With heightened attention about the treatment of the animals we eat, many consumers are opting to buy "humanely raised" meats. These animals are supposed to be treated fairly throughout their lifetime, and this humane meat is usually more expensive than regular meat. Is it worth the price?
How to Find Humanely Raised Meat
Marketers have responded to the desires of consumers by adding pleasant-sounding labels to meat packages. Labels make claims like "natural," "stress-free," and "humanely raised." Unfortunately, many of these terms lack official definitions, and there are few organizations that verify farms are actually living up to their claims.
For example, "natural" is a USDA definition that only involves the way meat is handled after the animal's death. A farm could claim animals were raised "stress-free," but that doesn't always mean the meat was raised humanely.
Labels to Look For
Look for Animal Welfare Approved (AWA) and American Humane Certified (AHC) stickers on meats. Both of these stickers mean that a certification organization has personally inspected farm conditions, and the farm has met or exceeded humane animal treatment criteria. The AHC stickers are slightly less meaningful because that organization's standards are a little more relaxed.

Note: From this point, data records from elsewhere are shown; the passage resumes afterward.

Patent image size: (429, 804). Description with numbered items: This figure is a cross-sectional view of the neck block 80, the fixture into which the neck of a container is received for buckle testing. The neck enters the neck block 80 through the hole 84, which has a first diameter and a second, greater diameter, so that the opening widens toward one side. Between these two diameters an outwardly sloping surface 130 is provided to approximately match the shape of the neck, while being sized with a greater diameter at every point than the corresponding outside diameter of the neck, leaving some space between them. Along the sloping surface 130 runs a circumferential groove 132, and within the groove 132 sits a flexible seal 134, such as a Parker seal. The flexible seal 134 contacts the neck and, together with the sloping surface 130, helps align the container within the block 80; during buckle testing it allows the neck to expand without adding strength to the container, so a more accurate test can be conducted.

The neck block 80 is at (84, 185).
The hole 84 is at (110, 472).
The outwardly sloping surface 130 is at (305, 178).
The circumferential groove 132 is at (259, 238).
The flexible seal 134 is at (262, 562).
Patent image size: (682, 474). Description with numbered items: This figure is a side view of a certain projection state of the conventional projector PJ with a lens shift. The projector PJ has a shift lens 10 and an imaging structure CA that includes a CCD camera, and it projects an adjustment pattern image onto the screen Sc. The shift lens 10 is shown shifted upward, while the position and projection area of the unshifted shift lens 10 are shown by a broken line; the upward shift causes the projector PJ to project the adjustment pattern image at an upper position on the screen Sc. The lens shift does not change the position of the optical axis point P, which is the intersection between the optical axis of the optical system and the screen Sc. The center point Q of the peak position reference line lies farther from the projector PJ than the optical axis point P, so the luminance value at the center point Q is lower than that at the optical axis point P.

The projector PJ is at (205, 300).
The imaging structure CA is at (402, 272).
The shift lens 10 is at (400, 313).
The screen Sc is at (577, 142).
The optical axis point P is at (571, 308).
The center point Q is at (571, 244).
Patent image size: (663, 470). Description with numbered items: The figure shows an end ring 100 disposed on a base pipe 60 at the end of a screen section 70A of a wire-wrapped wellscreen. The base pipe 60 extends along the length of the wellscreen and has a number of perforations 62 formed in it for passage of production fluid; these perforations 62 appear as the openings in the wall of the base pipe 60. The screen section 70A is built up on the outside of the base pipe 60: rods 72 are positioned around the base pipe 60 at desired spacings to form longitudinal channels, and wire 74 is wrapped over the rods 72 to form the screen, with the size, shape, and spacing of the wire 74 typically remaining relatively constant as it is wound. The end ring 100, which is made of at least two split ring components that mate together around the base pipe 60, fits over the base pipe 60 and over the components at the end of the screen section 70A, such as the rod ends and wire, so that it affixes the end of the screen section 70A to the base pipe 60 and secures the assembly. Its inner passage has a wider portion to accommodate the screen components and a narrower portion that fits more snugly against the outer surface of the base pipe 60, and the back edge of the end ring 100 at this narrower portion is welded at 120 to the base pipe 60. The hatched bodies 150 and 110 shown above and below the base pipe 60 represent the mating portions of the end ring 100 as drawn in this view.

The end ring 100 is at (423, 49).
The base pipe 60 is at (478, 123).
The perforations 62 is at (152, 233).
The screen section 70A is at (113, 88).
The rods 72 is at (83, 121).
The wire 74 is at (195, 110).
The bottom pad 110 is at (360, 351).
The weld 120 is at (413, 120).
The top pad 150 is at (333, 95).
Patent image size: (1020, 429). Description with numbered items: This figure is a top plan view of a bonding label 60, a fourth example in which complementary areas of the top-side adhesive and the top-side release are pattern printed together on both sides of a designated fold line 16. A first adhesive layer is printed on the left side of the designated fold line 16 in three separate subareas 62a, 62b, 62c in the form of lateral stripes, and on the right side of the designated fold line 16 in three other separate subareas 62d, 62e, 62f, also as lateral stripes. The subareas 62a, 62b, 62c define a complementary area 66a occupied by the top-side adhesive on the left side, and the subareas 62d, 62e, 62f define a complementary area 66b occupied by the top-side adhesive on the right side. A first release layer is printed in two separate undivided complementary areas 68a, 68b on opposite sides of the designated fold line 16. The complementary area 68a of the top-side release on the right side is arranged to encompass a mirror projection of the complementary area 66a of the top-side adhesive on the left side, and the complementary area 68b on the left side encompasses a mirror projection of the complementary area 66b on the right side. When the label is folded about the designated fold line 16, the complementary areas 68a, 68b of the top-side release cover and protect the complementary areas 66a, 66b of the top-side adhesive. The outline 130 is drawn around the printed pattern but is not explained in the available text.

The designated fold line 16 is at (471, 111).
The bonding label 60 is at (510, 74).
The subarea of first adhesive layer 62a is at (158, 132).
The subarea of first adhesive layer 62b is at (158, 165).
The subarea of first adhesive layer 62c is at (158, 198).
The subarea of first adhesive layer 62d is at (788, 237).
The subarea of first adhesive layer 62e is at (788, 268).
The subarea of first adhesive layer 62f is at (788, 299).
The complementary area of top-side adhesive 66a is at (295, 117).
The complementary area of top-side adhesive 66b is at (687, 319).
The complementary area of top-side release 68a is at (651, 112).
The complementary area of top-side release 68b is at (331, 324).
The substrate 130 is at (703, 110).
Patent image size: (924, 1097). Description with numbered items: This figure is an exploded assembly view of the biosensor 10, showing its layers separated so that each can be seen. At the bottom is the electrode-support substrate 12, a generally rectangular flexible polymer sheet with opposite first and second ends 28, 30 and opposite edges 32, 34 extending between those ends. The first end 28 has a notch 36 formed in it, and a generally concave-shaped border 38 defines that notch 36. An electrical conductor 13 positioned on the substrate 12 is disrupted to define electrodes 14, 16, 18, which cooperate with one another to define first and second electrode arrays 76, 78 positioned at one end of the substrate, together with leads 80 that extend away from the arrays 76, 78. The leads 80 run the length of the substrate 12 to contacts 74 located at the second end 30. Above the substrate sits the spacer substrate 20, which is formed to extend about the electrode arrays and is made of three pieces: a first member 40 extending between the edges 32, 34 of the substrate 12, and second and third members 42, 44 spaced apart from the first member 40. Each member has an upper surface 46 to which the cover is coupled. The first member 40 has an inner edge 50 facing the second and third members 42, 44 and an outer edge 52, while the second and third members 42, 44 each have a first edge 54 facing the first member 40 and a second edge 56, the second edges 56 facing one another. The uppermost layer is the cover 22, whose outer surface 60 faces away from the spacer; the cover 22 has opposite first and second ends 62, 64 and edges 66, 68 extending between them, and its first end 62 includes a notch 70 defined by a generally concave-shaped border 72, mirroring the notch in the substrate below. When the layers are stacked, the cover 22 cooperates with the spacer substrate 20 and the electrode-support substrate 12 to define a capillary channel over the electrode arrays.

All meat at Whole Foods grocery stores meets the Global Animal Partnership (a Whole Foods backed organization) standards. Although each label has different criteria, they all mean that the meat has been certified to live in better conditions than the average farm animal.
Is it Worth It?
Certainly, knowing that animals are being treated fairly is worth a little extra expense, but it's important to make sure that the labels actually mean something, rather than just being an excuse to charge more. There are some farms that have never applied for any certifications although they are known for treating animals humanely. Various consumer reporting groups offer guidance to help shoppers find humane meat, with or without certifications.